Losing things

We went out for dinner tonight, and then Starr asked to swing by the thrift store, and that just about wiped me out. I have to build up some stamina in the next week or so, because I’ll probably be heading back to work shortly thereafter. Must exercise more.

When I went in for the surgery, I weighed about 197 pounds, which is not especially unhealthy for my size and build, but it’s not trim either. I weighed myself today and I’m about 180, which is much better if I can keep it there while building my strength back up. Still, this is not a recommended weight loss plan.

I remember going in for the surgery, a little later than we’d thought as I’d misread the schedule – 11:00 was the report time, not the surgery time. I lay in pre-op getting more and more nervous until it came time for them to put in the epidural needle. According to Starr, I was conscious and lucid for several minutes after that, but I have no memory of it – they warned me that was likely.

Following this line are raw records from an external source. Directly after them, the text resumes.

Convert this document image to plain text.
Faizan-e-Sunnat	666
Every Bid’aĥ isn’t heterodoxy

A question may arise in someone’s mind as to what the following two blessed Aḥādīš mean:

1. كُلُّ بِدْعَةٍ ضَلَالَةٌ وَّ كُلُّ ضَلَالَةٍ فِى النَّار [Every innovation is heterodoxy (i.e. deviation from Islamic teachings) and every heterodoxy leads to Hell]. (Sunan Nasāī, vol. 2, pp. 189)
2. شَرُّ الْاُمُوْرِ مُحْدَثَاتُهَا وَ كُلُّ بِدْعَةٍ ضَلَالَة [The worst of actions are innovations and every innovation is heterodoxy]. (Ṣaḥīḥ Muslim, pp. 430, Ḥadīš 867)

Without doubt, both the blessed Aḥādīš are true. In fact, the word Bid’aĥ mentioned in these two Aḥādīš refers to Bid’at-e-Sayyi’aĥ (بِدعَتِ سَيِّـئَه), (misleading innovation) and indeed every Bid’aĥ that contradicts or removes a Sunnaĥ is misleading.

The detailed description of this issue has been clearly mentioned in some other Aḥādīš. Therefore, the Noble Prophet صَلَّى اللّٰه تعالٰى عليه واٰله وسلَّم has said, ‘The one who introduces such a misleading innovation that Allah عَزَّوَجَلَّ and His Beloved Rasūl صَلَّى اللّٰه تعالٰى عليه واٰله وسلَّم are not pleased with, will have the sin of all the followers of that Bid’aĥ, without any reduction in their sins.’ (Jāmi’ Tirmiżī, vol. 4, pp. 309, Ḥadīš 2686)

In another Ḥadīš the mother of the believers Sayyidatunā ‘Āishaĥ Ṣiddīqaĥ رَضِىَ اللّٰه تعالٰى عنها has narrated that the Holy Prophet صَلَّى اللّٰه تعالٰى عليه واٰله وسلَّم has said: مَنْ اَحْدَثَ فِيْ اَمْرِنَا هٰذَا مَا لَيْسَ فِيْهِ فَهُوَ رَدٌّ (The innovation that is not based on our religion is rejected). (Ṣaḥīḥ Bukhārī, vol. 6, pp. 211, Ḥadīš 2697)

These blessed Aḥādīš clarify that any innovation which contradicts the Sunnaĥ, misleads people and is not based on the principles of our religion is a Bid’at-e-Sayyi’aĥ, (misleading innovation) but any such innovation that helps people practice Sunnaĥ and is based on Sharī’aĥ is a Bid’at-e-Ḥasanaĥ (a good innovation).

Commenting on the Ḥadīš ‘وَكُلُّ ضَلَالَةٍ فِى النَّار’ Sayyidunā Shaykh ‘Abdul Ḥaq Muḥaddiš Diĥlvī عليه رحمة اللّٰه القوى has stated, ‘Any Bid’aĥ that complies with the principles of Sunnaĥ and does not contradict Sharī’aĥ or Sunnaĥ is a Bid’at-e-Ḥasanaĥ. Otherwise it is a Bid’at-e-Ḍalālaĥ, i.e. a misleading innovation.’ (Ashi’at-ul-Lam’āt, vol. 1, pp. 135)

My next memory is of awaking briefly in post-op, and dry heaving twice. I always have a rough time coming out of general anesthetic, which was part of the reason for the epidural – the heaves went away much quicker. After that, next thing I knew I was in my room and Starr was with me.

Much of the next week is blurred. I hate what narcotic pain medications do to my head – I would drop off for a two-hour uneasy nap, awaken, crane my neck to see the clock, and realize that only twenty minutes had passed. At least once, friends came by to see me and I didn’t remember that until long after getting home, when evidence was produced. Sometimes, even when I hurt a bit, I’d avoid activating the ‘as needed’ medication pump simply because I didn’t want to go back to the fog.

They did have to move me to another room once, as we had a bit of a monsoon storm here on the coast, and one of the walls sprung a leak! A couple of millimeters of water collected behind my bed and they realized I had to go. After that, no further moves.

Entertainment was thin. The hospital TV showed about twenty channels, none of which showed any programming which interested me. Though I had wireless access, most everything but email was blocked including the social networking sites I’d planned to use to keep people updated. Oh, I know ways around that, but the fog kept me from doing much with that knowledge. Thank goodness I had Starr to keep me company or I might have gone more insane than I am now.

More in a later entry. I just want to write some of this down before the fog claims it completely.

Return from the Medical Satellite

I am here, and I haz update.

Some folks may have heard that I was out of surgery last Wednesday night, and that everything went just as the surgeons had hoped. Assuming I held down solid food Thursday night, they’d be sending me home on Friday.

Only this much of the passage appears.